In this project, I am working as a data analyst for a multicultural website. I have been tasked with utilizing machine learning to build a song recommender system. By leveraging unsupervised learning techniques, we were able to cluster over 90,000 songs based on their audio features. This system operates in two ways: 1) if the input song is currently in the top-100 charts, the recommender will suggest a similar song from the same artist or genre from within the top-100; 2) if the input song is not in the top-100 charts, the recommender will obtain its audio features and suggest a similar song from the same cluster. The ultimate goal is to provide users with personalized song recommendations.

You can check the code here.

Materials and Methods

In order to provide a comprehensive analysis of the music landscape, we took a methodical approach by extracting data from multiple countries TOP-100 song charts and utilizing web scraping to identify unique songs. Additionally, we extracted audio features from Spotify’s API, including parameters such as danceability, energy, key, loudness, mode, speechiness, acousticness, instrumentalness, liveness, valence, and tempo.

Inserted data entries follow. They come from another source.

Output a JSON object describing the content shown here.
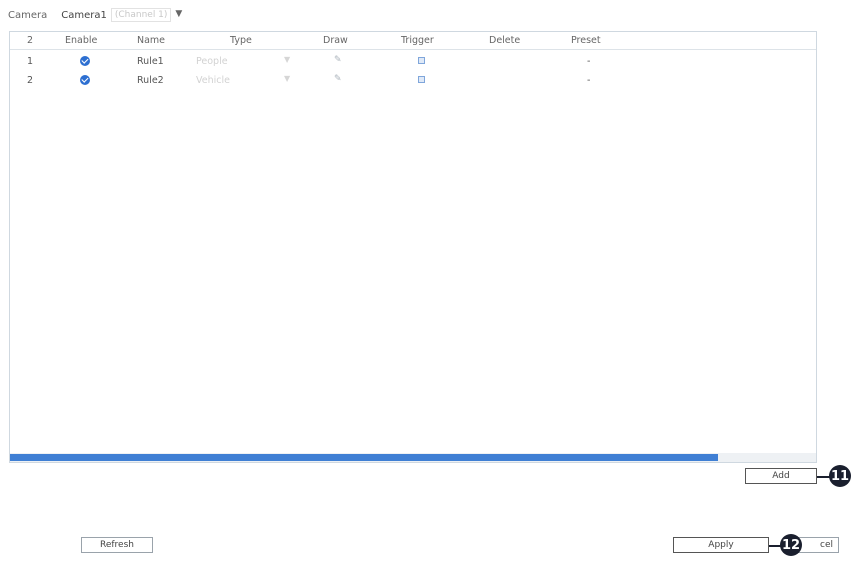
{
  "topbar": {
    "camera_label": "Camera",
    "camera_value": "Camera1",
    "channel_hint": "(Channel 1)"
  },
  "table": {
    "headers": {
      "count": "2",
      "enable": "Enable",
      "name": "Name",
      "type": "Type",
      "draw": "Draw",
      "trigger": "Trigger",
      "delete": "Delete",
      "preset": "Preset"
    },
    "rows": [
      {
        "index": "1",
        "enabled": true,
        "name": "Rule1",
        "type": "People",
        "preset": "-"
      },
      {
        "index": "2",
        "enabled": true,
        "name": "Rule2",
        "type": "Vehicle",
        "preset": "-"
      }
    ]
  },
  "scrollbar": {
    "position_fraction": 0.0
  },
  "buttons": {
    "add": "Add",
    "refresh": "Refresh",
    "apply": "Apply",
    "cancel_partial": "cel"
  },
  "callouts": {
    "add": "11",
    "apply": "12"
  },
  "colors": {
    "accent": "#3f7fd4",
    "check": "#2d6fd1",
    "callout": "#1a1f2e"
  }
}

The dataset was constructed by scanning huge playlists, including (Greatest Hits 2020/2022, Greatest Hits 2010/2019, Longest Playlist Ever). We extracted all songs from albums that appeared at least once, regardless of presence within the playlists themselves. This approach allows us to present a more diverse and well-rounded representation of the music industry.

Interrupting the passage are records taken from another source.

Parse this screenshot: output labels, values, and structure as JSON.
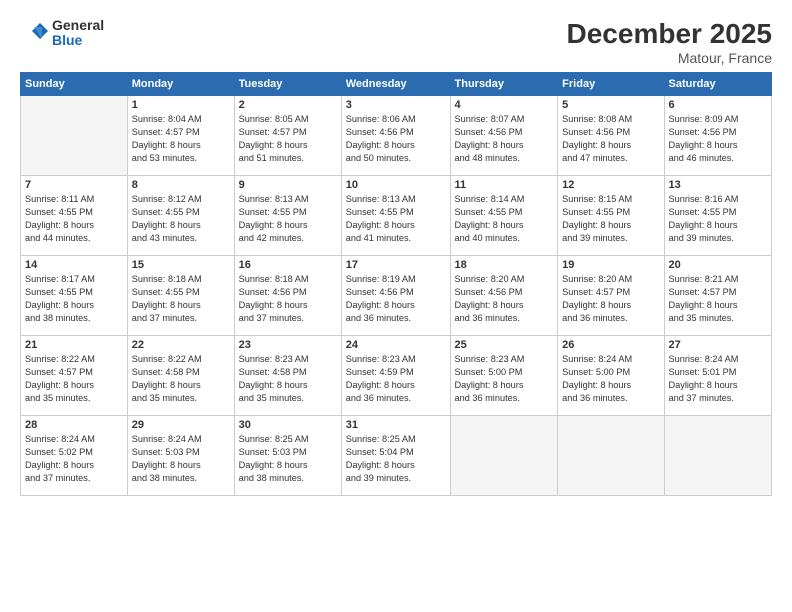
{
  "logo": {
    "general": "General",
    "blue": "Blue"
  },
  "title": "December 2025",
  "location": "Matour, France",
  "days_of_week": [
    "Sunday",
    "Monday",
    "Tuesday",
    "Wednesday",
    "Thursday",
    "Friday",
    "Saturday"
  ],
  "weeks": [
    [
      {
        "day": "",
        "info": ""
      },
      {
        "day": "1",
        "info": "Sunrise: 8:04 AM\nSunset: 4:57 PM\nDaylight: 8 hours\nand 53 minutes."
      },
      {
        "day": "2",
        "info": "Sunrise: 8:05 AM\nSunset: 4:57 PM\nDaylight: 8 hours\nand 51 minutes."
      },
      {
        "day": "3",
        "info": "Sunrise: 8:06 AM\nSunset: 4:56 PM\nDaylight: 8 hours\nand 50 minutes."
      },
      {
        "day": "4",
        "info": "Sunrise: 8:07 AM\nSunset: 4:56 PM\nDaylight: 8 hours\nand 48 minutes."
      },
      {
        "day": "5",
        "info": "Sunrise: 8:08 AM\nSunset: 4:56 PM\nDaylight: 8 hours\nand 47 minutes."
      },
      {
        "day": "6",
        "info": "Sunrise: 8:09 AM\nSunset: 4:56 PM\nDaylight: 8 hours\nand 46 minutes."
      }
    ],
    [
      {
        "day": "7",
        "info": "Sunrise: 8:11 AM\nSunset: 4:55 PM\nDaylight: 8 hours\nand 44 minutes."
      },
      {
        "day": "8",
        "info": "Sunrise: 8:12 AM\nSunset: 4:55 PM\nDaylight: 8 hours\nand 43 minutes."
      },
      {
        "day": "9",
        "info": "Sunrise: 8:13 AM\nSunset: 4:55 PM\nDaylight: 8 hours\nand 42 minutes."
      },
      {
        "day": "10",
        "info": "Sunrise: 8:13 AM\nSunset: 4:55 PM\nDaylight: 8 hours\nand 41 minutes."
      },
      {
        "day": "11",
        "info": "Sunrise: 8:14 AM\nSunset: 4:55 PM\nDaylight: 8 hours\nand 40 minutes."
      },
      {
        "day": "12",
        "info": "Sunrise: 8:15 AM\nSunset: 4:55 PM\nDaylight: 8 hours\nand 39 minutes."
      },
      {
        "day": "13",
        "info": "Sunrise: 8:16 AM\nSunset: 4:55 PM\nDaylight: 8 hours\nand 39 minutes."
      }
    ],
    [
      {
        "day": "14",
        "info": "Sunrise: 8:17 AM\nSunset: 4:55 PM\nDaylight: 8 hours\nand 38 minutes."
      },
      {
        "day": "15",
        "info": "Sunrise: 8:18 AM\nSunset: 4:55 PM\nDaylight: 8 hours\nand 37 minutes."
      },
      {
        "day": "16",
        "info": "Sunrise: 8:18 AM\nSunset: 4:56 PM\nDaylight: 8 hours\nand 37 minutes."
      },
      {
        "day": "17",
        "info": "Sunrise: 8:19 AM\nSunset: 4:56 PM\nDaylight: 8 hours\nand 36 minutes."
      },
      {
        "day": "18",
        "info": "Sunrise: 8:20 AM\nSunset: 4:56 PM\nDaylight: 8 hours\nand 36 minutes."
      },
      {
        "day": "19",
        "info": "Sunrise: 8:20 AM\nSunset: 4:57 PM\nDaylight: 8 hours\nand 36 minutes."
      },
      {
        "day": "20",
        "info": "Sunrise: 8:21 AM\nSunset: 4:57 PM\nDaylight: 8 hours\nand 35 minutes."
      }
    ],
    [
      {
        "day": "21",
        "info": "Sunrise: 8:22 AM\nSunset: 4:57 PM\nDaylight: 8 hours\nand 35 minutes."
      },
      {
        "day": "22",
        "info": "Sunrise: 8:22 AM\nSunset: 4:58 PM\nDaylight: 8 hours\nand 35 minutes."
      },
      {
        "day": "23",
        "info": "Sunrise: 8:23 AM\nSunset: 4:58 PM\nDaylight: 8 hours\nand 35 minutes."
      },
      {
        "day": "24",
        "info": "Sunrise: 8:23 AM\nSunset: 4:59 PM\nDaylight: 8 hours\nand 36 minutes."
      },
      {
        "day": "25",
        "info": "Sunrise: 8:23 AM\nSunset: 5:00 PM\nDaylight: 8 hours\nand 36 minutes."
      },
      {
        "day": "26",
        "info": "Sunrise: 8:24 AM\nSunset: 5:00 PM\nDaylight: 8 hours\nand 36 minutes."
      },
      {
        "day": "27",
        "info": "Sunrise: 8:24 AM\nSunset: 5:01 PM\nDaylight: 8 hours\nand 37 minutes."
      }
    ],
    [
      {
        "day": "28",
        "info": "Sunrise: 8:24 AM\nSunset: 5:02 PM\nDaylight: 8 hours\nand 37 minutes."
      },
      {
        "day": "29",
        "info": "Sunrise: 8:24 AM\nSunset: 5:03 PM\nDaylight: 8 hours\nand 38 minutes."
      },
      {
        "day": "30",
        "info": "Sunrise: 8:25 AM\nSunset: 5:03 PM\nDaylight: 8 hours\nand 38 minutes."
      },
      {
        "day": "31",
        "info": "Sunrise: 8:25 AM\nSunset: 5:04 PM\nDaylight: 8 hours\nand 39 minutes."
      },
      {
        "day": "",
        "info": ""
      },
      {
        "day": "",
        "info": ""
      },
      {
        "day": "",
        "info": ""
      }
    ]
  ]
}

The methods of this study include the followings:

  • Webscrapping
  • Use of Spotify’s API
  • Data wrangling
  • ML: Unsupervised Learning
  • Hyperparameter optimization
  • Data visualization

Results

The results of our song recommender system indicate that the model is functioning as expected in terms of recommending similar songs to the input given. This is evident from the following examples:

Input Recommendation
Ribs (by Lorde)     →      Isabel (by The Wombats)
Listzomania (by Phoenix)     →      Out of Reach (by The Primitives)
After Midnight (by Blink-182)     →      Scribble (by Puppet, Eden Project)
La Persona (by Amaia)     →      It's Love (by Kina Grannis)

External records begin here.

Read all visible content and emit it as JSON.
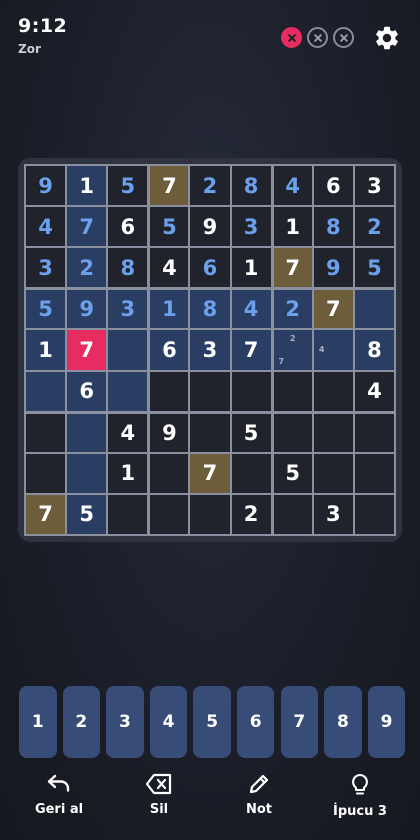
{
  "header": {
    "time": "9:12",
    "difficulty": "Zor",
    "mistakes": [
      true,
      false,
      false
    ]
  },
  "board": {
    "rows": [
      [
        "9",
        "1",
        "5",
        "7",
        "2",
        "8",
        "4",
        "6",
        "3"
      ],
      [
        "4",
        "7",
        "6",
        "5",
        "9",
        "3",
        "1",
        "8",
        "2"
      ],
      [
        "3",
        "2",
        "8",
        "4",
        "6",
        "1",
        "7",
        "9",
        "5"
      ],
      [
        "5",
        "9",
        "3",
        "1",
        "8",
        "4",
        "2",
        "7",
        ""
      ],
      [
        "1",
        "7",
        "",
        "6",
        "3",
        "7",
        "",
        "",
        "8"
      ],
      [
        "",
        "6",
        "",
        "",
        "",
        "",
        "",
        "",
        "4"
      ],
      [
        "",
        "",
        "4",
        "9",
        "",
        "5",
        "",
        "",
        ""
      ],
      [
        "",
        "",
        "1",
        "",
        "7",
        "",
        "5",
        "",
        ""
      ],
      [
        "7",
        "5",
        "",
        "",
        "",
        "2",
        "",
        "3",
        ""
      ]
    ],
    "user_entries": [
      [
        0,
        0
      ],
      [
        0,
        2
      ],
      [
        0,
        4
      ],
      [
        0,
        5
      ],
      [
        0,
        6
      ],
      [
        1,
        0
      ],
      [
        1,
        1
      ],
      [
        1,
        3
      ],
      [
        1,
        5
      ],
      [
        1,
        7
      ],
      [
        1,
        8
      ],
      [
        2,
        0
      ],
      [
        2,
        1
      ],
      [
        2,
        2
      ],
      [
        2,
        4
      ],
      [
        2,
        7
      ],
      [
        2,
        8
      ],
      [
        3,
        0
      ],
      [
        3,
        1
      ],
      [
        3,
        2
      ],
      [
        3,
        3
      ],
      [
        3,
        4
      ],
      [
        3,
        5
      ],
      [
        3,
        6
      ]
    ],
    "selected": [
      4,
      1
    ],
    "same_number": [
      [
        0,
        3
      ],
      [
        2,
        6
      ],
      [
        3,
        7
      ],
      [
        7,
        4
      ],
      [
        8,
        0
      ]
    ],
    "highlighted": [
      [
        3,
        0
      ],
      [
        3,
        1
      ],
      [
        3,
        2
      ],
      [
        3,
        3
      ],
      [
        3,
        4
      ],
      [
        3,
        5
      ],
      [
        3,
        6
      ],
      [
        3,
        8
      ],
      [
        4,
        0
      ],
      [
        4,
        2
      ],
      [
        4,
        3
      ],
      [
        4,
        4
      ],
      [
        4,
        5
      ],
      [
        4,
        6
      ],
      [
        4,
        7
      ],
      [
        4,
        8
      ],
      [
        5,
        0
      ],
      [
        5,
        1
      ],
      [
        5,
        2
      ],
      [
        0,
        1
      ],
      [
        1,
        1
      ],
      [
        2,
        1
      ],
      [
        6,
        1
      ],
      [
        7,
        1
      ],
      [
        8,
        1
      ]
    ],
    "notes": [
      {
        "row": 4,
        "col": 6,
        "values": [
          "",
          "2",
          "",
          "",
          "",
          "",
          "7",
          "",
          ""
        ]
      },
      {
        "row": 4,
        "col": 7,
        "values": [
          "",
          "",
          "",
          "4",
          "",
          "",
          "",
          "",
          ""
        ]
      }
    ]
  },
  "numpad": [
    "1",
    "2",
    "3",
    "4",
    "5",
    "6",
    "7",
    "8",
    "9"
  ],
  "toolbar": {
    "undo": {
      "label": "Geri al",
      "icon": "undo-icon"
    },
    "erase": {
      "label": "Sil",
      "icon": "erase-icon"
    },
    "notes": {
      "label": "Not",
      "icon": "pencil-icon"
    },
    "hint": {
      "label": "İpucu 3",
      "icon": "lightbulb-icon"
    }
  },
  "colors": {
    "background": "#1b1e28",
    "cell": "#20232c",
    "highlight": "#2a3d62",
    "same_number": "#6e5d3a",
    "selected": "#e62c61",
    "user_digit": "#6aa0ec",
    "given_digit": "#ffffff",
    "key": "#374c76"
  }
}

However, it is important to note that musical taste is a highly subjective matter and can vary greatly from person to person. Despite this, our model was able to effectively cluster songs based on their audio features and make meaningful recommendations.

References

The TOP-100 song charts were taken from the PopVortex website. The data and audio features for all songs were obtained through the use of Spotify’s API.

License

This is an educational project; therefore, all materials can be used freelly.